Barr will be speaking Wednesday to a Republican-controlled committee in the Senate. (He is also scheduled to testify Thursday before a Democratic-controlled committee in the House, but he’s arguing over format and threatening not to attend.)
Here are six questions that legal experts say Congress must ask:
1. Why did you originally indicate that Mueller was conflicted on whether Trump obstructed justice?
In a letter summarizing the report weeks before it was released, Barr underscored how Mueller laid out evidence on “both sides” of whether the president was guilty of a crime. This gave the impression that Mueller was conflicted. But that’s not really true, as The Fix’s Aaron Blake notes.

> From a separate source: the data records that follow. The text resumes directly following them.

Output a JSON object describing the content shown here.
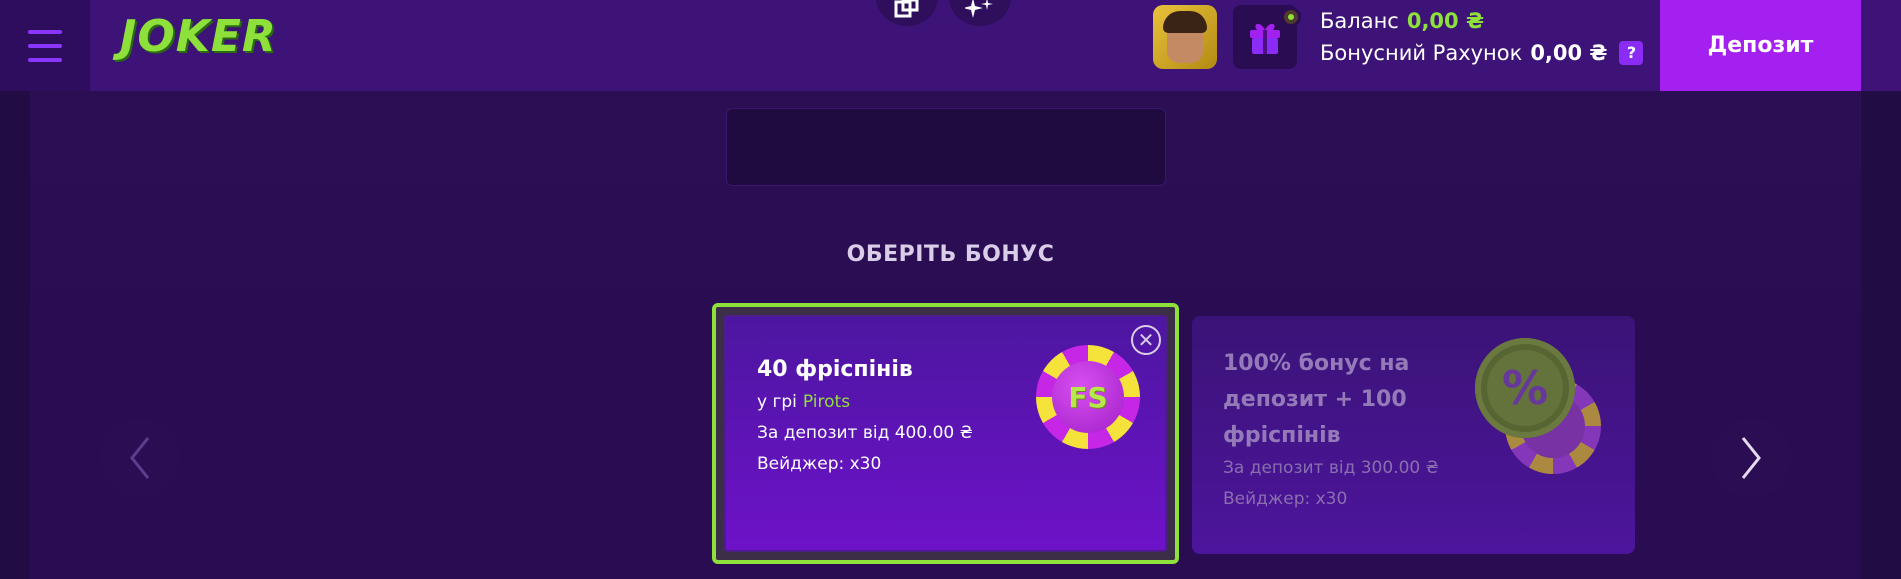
{
  "header": {
    "logo_text": "JOKER",
    "balance_label": "Баланс",
    "balance_value": "0,00 ₴",
    "bonus_label": "Бонусний Рахунок",
    "bonus_value": "0,00 ₴",
    "help_label": "?",
    "deposit_label": "Депозит"
  },
  "main": {
    "section_title": "ОБЕРІТЬ БОНУС",
    "cards": [
      {
        "title": "40 фріспінів",
        "game_prefix": "у грі",
        "game_name": "Pirots",
        "deposit_text": "За депозит від 400.00 ₴",
        "wager_text": "Вейджер: x30",
        "badge": "FS",
        "close_icon": "✕"
      },
      {
        "title_lines": [
          "100% бонус на",
          "депозит + 100",
          "фріспінів"
        ],
        "deposit_text": "За депозит від 300.00 ₴",
        "wager_text": "Вейджер: x30",
        "badge": "%"
      }
    ]
  },
  "colors": {
    "accent_green": "#8ee03a",
    "deposit_purple": "#a320f0",
    "header_purple": "#3e1378"
  }
}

Mueller spent significant time detailing how the president, in his words, tried to “control” the independent investigation. The report outlines 10 instances in which Trump tried to add roadblocks or even end it altogether by firing Mueller. Rather than being conflicted about Trump’s intent to commit a crime, Mueller appeared to be hindered by Justice Department guidelines that you can’t indict a sitting president.
“There is now public confusion about critical aspects of the results of our investigation,” Mueller wrote to Barr after the summary was released.
2. Why did you think it was your responsibility to make the ultimate decision about whether to prosecute the president for obstruction of justice?
As Jessica Levinson, a professor at Loyola Law School, notes, Mueller determined he didn’t have authority to recommend charging Trump with a crime, but that Congress could. In fact, the report strongly suggests Mueller thinks Congress should do something about it.
The conclusion that Congress may apply the obstruction laws to the President’s corrupt exercise of the powers of office accords with our constitutional system of checks and balances and the principle that no person is above the law.The Mueller report
Instead, Barr publicly said he wouldn’t be charging Trump with obstruction of justice, weeks before he released the report. That left plenty of time for Trump and his allies to form the incorrect narrative that the Mueller report exonerated him.
3. Why did you summarize the report in a news conference after saying you didn’t want to summarize the report?
Barr was widely criticized for releasing four pages summarizing a 400-page report weeks before he released it. He split hairs by telling Congress he wasn’t summarizing the whole report; he just wanted to get the bottom-line conclusions out there because of the great public interest.
Never mind that that’s a distinction without a difference. Barr threw his “no summary” rule out the window the morning he released the report. Hours before, he held a news conference that characterized the report in decidedly pro-Trump language. (He even ripped the term “no collusion” right out of Trump’s Twitter feed, despite the fact that collusion isn’t a legal term. And he spent significant time talking about how the president “was frustrated” by the Mueller investigation.) This question gets to the heart of Democrats’ concerns that Barr has prioritized pleasing Trump over being an impartial attorney general and thus impartial arbiter of what the public can see in the Mueller report. Speaking of …
4. Why can’t Congress see the full, unredacted Mueller report?
Barr has cited a few areas where information can’t be shared — including grand jury testimony and evidence, which is normally kept private, and information that could hinder ongoing investigations. House Democrats set a deadline for Wednesday to see the full report, and they’ve issued a subpoena to force Barr to hand it over. Congress could even take Barr to court over their right to see it. Legal experts say there is a world in which Congress has a right to see the full report, especially if they’re using it for impeachment proceedings. (It’s a much tougher argument to make that the public should be privy to classified and grand jury information.)
5. What was the nature and extent of your contacts with the White House during the period between when you received the Mueller report and when you released the redacted version?
This question comes from Josh Chafetz, a law professor at Cornell University and expert on Congress’s constitutional rights. Barr said that White House lawyers got to see the report — before even Congress. The unanswered question is what role, if any, the White House had in trying to frame this report and its redactions, ostensibly in a positive light for Trump.
6. What are the legal theories upon which you and Mueller disagreed?
When Barr did acknowledge in his news conference the more damaging parts of the report for Trump, he qualified them by saying he and the No. 2 at the Justice Department, Rod J. Rosenstein, disagreed on some of Mueller’s “legal theories.” Levinson wants to know what, exactly, Barr disagreed with Mueller on.